A spokesman for the British government echoed the call, saying the E3 — the European signatories to the deal — has “consistently made clear that there can be no reduction in compliance.”

“For now, Iran remains within its nuclear commitments. We are coordinating with E3 partners on next steps,” the spokesman added.

European Union High Representative for Foreign Affairs Federica Mogherini and Iranian Foreign Minister Mohammad Javad Zarif, from left, wait for the start of prior to a bilateral meeting as part of the closed-door nuclear talks with Iran at a hotel in Vienna, Austria, July 6, 2018. (AP Photo/ Ronald Zak)

Israeli Prime Minister Benjamin Netanyahu, one of the agreement’s most vociferous critics, had urged the Europeans to immediately snap back sanctions on Iran if it goes ahead with its threat to enrich uranium beyond the levels set by a landmark nuclear pact.

But the European Union’s diplomatic chief Federica Mogherini said the bloc would not act on the basis of Iranian rhetoric but wait for reports by the UN’s nuclear watchdog, the International Atomic Energy Agency (IAEA).

“Our assessment on the implementation of the nuclear deal has never been, is not and will never be based on statements, but on the evaluation that the IAEA makes, the reports that the IAEA produces and that can be done at any time,” Mogherini said after the talks.

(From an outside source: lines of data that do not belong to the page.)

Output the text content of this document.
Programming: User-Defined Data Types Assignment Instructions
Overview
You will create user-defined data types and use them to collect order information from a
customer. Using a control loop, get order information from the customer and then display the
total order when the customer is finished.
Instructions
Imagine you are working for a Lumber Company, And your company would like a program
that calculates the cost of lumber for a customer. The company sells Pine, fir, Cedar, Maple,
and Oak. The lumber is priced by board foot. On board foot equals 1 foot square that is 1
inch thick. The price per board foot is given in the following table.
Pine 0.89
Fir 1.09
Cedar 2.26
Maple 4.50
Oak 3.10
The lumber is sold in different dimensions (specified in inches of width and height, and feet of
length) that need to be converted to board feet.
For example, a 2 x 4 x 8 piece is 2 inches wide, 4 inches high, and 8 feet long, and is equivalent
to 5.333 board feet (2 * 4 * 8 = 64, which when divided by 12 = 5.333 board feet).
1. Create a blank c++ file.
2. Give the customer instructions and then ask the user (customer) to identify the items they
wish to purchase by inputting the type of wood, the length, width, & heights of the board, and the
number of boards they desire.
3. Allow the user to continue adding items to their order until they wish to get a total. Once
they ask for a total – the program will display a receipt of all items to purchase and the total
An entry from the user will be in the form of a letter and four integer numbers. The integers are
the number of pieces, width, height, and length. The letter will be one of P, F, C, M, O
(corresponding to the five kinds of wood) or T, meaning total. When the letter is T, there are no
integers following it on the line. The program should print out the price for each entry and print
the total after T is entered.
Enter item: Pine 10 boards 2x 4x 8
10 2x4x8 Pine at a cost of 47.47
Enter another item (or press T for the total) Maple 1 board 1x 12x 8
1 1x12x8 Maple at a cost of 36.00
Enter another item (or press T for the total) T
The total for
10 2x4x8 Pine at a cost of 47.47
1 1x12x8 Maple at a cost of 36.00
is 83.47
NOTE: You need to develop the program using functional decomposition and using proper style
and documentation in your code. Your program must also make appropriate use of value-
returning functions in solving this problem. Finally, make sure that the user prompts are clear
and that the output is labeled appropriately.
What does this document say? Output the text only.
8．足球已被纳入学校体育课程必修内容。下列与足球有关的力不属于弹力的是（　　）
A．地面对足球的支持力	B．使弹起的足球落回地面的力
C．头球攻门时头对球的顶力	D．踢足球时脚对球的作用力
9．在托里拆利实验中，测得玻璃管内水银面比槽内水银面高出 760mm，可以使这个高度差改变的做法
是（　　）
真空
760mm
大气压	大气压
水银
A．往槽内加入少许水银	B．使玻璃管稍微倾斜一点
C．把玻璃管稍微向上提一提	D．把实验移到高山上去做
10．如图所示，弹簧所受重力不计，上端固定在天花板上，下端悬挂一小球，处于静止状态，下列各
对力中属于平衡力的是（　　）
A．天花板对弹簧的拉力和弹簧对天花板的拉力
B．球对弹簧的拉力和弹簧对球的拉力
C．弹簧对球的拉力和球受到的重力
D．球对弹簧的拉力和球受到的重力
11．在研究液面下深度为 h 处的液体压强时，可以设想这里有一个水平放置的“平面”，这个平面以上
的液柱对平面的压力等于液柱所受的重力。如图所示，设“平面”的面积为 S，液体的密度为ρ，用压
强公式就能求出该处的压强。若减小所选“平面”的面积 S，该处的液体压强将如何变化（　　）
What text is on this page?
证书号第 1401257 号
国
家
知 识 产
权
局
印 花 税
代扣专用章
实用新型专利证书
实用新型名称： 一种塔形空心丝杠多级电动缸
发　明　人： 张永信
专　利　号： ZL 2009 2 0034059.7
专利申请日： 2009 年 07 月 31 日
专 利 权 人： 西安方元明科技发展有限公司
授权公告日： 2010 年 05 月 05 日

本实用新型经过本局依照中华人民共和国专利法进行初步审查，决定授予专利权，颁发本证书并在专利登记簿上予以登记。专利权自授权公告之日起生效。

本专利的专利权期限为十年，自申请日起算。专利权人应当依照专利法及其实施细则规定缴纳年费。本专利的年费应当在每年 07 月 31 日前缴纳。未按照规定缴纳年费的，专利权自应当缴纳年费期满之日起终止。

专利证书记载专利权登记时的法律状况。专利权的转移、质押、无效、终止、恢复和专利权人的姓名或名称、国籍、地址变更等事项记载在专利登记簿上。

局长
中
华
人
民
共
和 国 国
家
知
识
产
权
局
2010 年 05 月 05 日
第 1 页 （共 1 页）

“Announcements are relevant elements of political dialectics but our assessment on the implementation of the agreement is based on the factual, technically sound assessment and evaluation that the IAEA makes in its reports.”

Prime Minister Benjamin Netanyahu speaks at a ceremony in memory of Israeli presidents and prime ministers who passed away, held at the President’s Residence in Jerusalem, on June 17, 2019. (Noam Revkin Fenton/Flash90)

On May 8, President Hassan Rouhani said Iran would stop observing restrictions on its stocks of enriched uranium and heavy water agreed under the 2015 nuclear deal.

Rouhani said the move was in retaliation for the unilateral US withdrawal from the accord a year earlier, which saw Washington impose tough economic sanctions on Tehran.

Tensions between Tehran and Washington have escalated ever since, with the United States bolstering its military presence in the region and blacklisting Iran’s Revolutionary Guards as a terrorist organization.